Bank of America believes that market corrections typically require three conditions: oversold assets bottoming out, overbought assets being sold off, and safe-haven assets losing favor. "This sequence is evolving, which means once policymakers respond, selling pressure should ease quickly," the team said.
Meanwhile, the sharp increase in hedging demand reflects deep-seated anxiety among investors. Anthony Benichou, cross-asset sales specialist at Liquidnet Alpha, noted that the VIX skew relative to at-the-money volatility is approaching historical highs, meaning the market is paying a high premium for tail risk, a 'classic sign of extreme pessimism.' But he also warns that forced deleveraging and systemic capital flows could still cause violent swings in both directions.
Policy response as a key variable
The current trend has become clearly binary: if oil prices spike and then quickly fall back, inflationary pressures will be seen as temporary and the impact on growth will be limited—Barclays strategists believe that in this scenario, central banks may choose to temporarily ignore price increases, which would ultimately be positive for risk assets. On the other hand, if both inflation and growth are pressured and the economy faces recession risk, the stock market will be more vulnerable to downside.

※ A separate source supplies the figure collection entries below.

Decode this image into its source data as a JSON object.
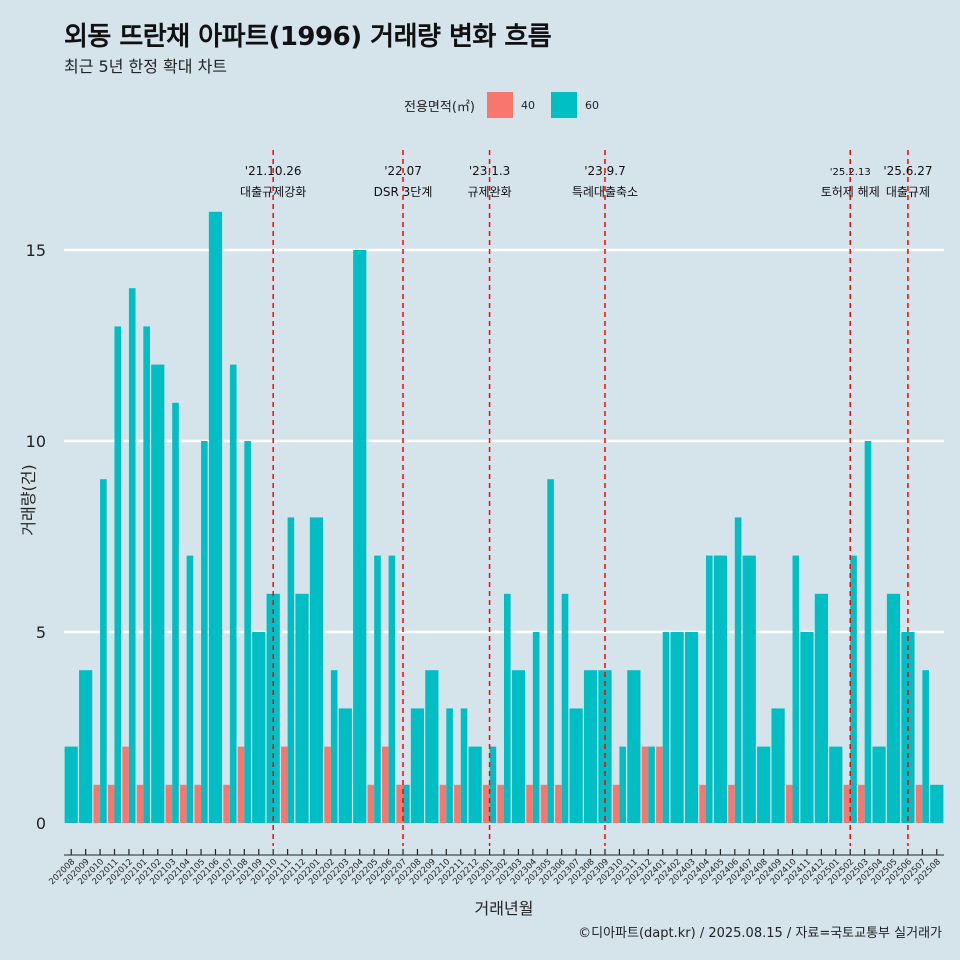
{
  "title": "외동 뜨란채 아파트(1996) 거래량 변화 흐름",
  "subtitle": "최근 5년 한정 확대 차트",
  "credit": "©디아파트(dapt.kr) / 2025.08.15 / 자료=국토교통부 실거래가",
  "colors": {
    "s40": "#f8766d",
    "s60": "#00bfc4",
    "event_line": "#ff0000"
  },
  "chart_data": {
    "type": "bar",
    "xlabel": "거래년월",
    "ylabel": "거래량(건)",
    "ylim": [
      0,
      17.5
    ],
    "y_ticks": [
      0,
      5,
      10,
      15
    ],
    "grid": true,
    "legend": {
      "title": "전용면적(㎡)",
      "placement": "top",
      "entries": [
        "40",
        "60"
      ]
    },
    "categories": [
      "202008",
      "202009",
      "202010",
      "202011",
      "202012",
      "202101",
      "202102",
      "202103",
      "202104",
      "202105",
      "202106",
      "202107",
      "202108",
      "202109",
      "202110",
      "202111",
      "202112",
      "202201",
      "202202",
      "202203",
      "202204",
      "202205",
      "202206",
      "202207",
      "202208",
      "202209",
      "202210",
      "202211",
      "202212",
      "202301",
      "202302",
      "202303",
      "202304",
      "202305",
      "202306",
      "202307",
      "202308",
      "202309",
      "202310",
      "202311",
      "202312",
      "202401",
      "202402",
      "202403",
      "202404",
      "202405",
      "202406",
      "202407",
      "202408",
      "202409",
      "202410",
      "202411",
      "202412",
      "202501",
      "202502",
      "202503",
      "202504",
      "202505",
      "202506",
      "202507",
      "202508"
    ],
    "series": [
      {
        "name": "40",
        "values": [
          0,
          0,
          1,
          1,
          2,
          1,
          0,
          1,
          1,
          1,
          0,
          1,
          2,
          0,
          0,
          2,
          0,
          0,
          2,
          0,
          0,
          1,
          2,
          1,
          0,
          0,
          1,
          1,
          0,
          1,
          1,
          0,
          1,
          1,
          1,
          0,
          0,
          0,
          1,
          0,
          2,
          2,
          0,
          0,
          1,
          0,
          1,
          0,
          0,
          0,
          1,
          0,
          0,
          0,
          1,
          1,
          0,
          0,
          0,
          1,
          0
        ]
      },
      {
        "name": "60",
        "values": [
          2,
          4,
          9,
          13,
          14,
          13,
          12,
          11,
          7,
          10,
          16,
          12,
          10,
          5,
          6,
          8,
          6,
          8,
          4,
          3,
          15,
          7,
          7,
          1,
          3,
          4,
          3,
          3,
          2,
          2,
          6,
          4,
          5,
          9,
          6,
          3,
          4,
          4,
          2,
          4,
          2,
          5,
          5,
          5,
          7,
          7,
          8,
          7,
          2,
          3,
          7,
          5,
          6,
          2,
          7,
          10,
          2,
          6,
          5,
          4,
          1
        ]
      }
    ],
    "annotations": [
      {
        "x": "202110",
        "date": "'21.10.26",
        "label": "대출규제강화"
      },
      {
        "x": "202207",
        "date": "'22.07",
        "label": "DSR 3단계"
      },
      {
        "x": "202301",
        "date": "'23.1.3",
        "label": "규제완화"
      },
      {
        "x": "202309",
        "date": "'23.9.7",
        "label": "특례대출축소"
      },
      {
        "x": "202502",
        "date": "'25.2.13",
        "label": "토허제 해제"
      },
      {
        "x": "202506",
        "date": "'25.6.27",
        "label": "대출규제"
      }
    ]
  }
}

Political pressure is also notable. The impact of the war on inflation and living costs may force the US government to seek a rapid end to the conflict before the midterm elections. Meanwhile, central banks’ policy space is narrowing—swap markets have fully priced in European rate hikes, expectations of UK rate cuts have been withdrawn, and US rate cut expectations are being reduced.
"We are now in a phase where investors are assessing possible policy responses," said Benoit Peloille, Chief Investment Officer at Natixis Wealth Management. "If the conflict lasts longer, central banks will respond in some form, although we're not there yet."